Present in schools, universities, factories, state and private institutions, and on the streets, the morality police have a mandate to “promote virtue and prevent vice.” They effectively act as “the regime’s eyes and ears,” according to the International Institute for Strategic Studies. And when they aren’t cracking down on Barbie, they have quite a few other duties, according to Radio Free Europe. These include:

Enforcing the wearing of the hijab; arresting women for violating the dress code; prohibiting male-female fraternization; monitoring citizens’ activities; confiscating satellite dishes and “obscene” material; intelligence gathering; and even harassing government critics and intellectuals.

According to reports, the morality police have also found it in their mandate to arrest youths for pistol water fights, stop kindergartners from dancing and crack down on women who show their ankles.

In November, 70 fashion designers were rounded up and more than 400 shops were closed by morality police for selling “improper” dresses, The Post’s Thomas Erdbrink reported.
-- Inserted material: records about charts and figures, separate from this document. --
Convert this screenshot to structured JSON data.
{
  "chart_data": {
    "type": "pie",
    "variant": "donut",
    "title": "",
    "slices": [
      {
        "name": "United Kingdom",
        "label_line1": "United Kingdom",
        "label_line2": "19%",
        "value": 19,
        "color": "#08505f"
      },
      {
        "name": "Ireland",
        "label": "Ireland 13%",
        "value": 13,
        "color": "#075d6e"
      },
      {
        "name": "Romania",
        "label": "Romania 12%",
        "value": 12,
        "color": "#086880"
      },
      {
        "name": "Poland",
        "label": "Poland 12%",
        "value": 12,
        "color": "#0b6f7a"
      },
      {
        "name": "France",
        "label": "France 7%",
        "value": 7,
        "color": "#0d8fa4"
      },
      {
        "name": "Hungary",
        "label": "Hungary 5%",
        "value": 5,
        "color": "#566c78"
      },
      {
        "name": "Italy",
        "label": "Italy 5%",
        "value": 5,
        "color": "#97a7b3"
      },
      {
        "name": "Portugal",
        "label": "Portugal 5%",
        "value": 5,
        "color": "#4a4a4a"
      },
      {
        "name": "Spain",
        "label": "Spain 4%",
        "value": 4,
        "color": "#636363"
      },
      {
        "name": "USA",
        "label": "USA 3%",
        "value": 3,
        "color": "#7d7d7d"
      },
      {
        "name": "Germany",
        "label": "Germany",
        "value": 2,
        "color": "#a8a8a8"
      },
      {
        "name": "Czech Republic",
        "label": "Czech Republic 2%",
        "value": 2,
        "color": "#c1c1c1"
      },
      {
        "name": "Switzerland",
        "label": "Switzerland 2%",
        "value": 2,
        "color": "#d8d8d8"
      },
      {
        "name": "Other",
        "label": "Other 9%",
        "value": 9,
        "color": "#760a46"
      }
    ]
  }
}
The week before, the same police had cracked down on women skiing without a male guardian. They also enforce the rule that plastic mannequins in shopwindows are not allowed to have heads.

But compared to Saudi Arabia's morality police, Iran’s forces are considered soft. In 2002, Saudi value-enforcers prevented men from saving girls from a burning school building because the girls were not wearing correct Islamic dress. Dozens died in the fire.

Erdbrink reports that the mandate of the morality police is growing ever larger, as hard-liners try to get rid of reforms enacted under then-President Mohammad Khatami.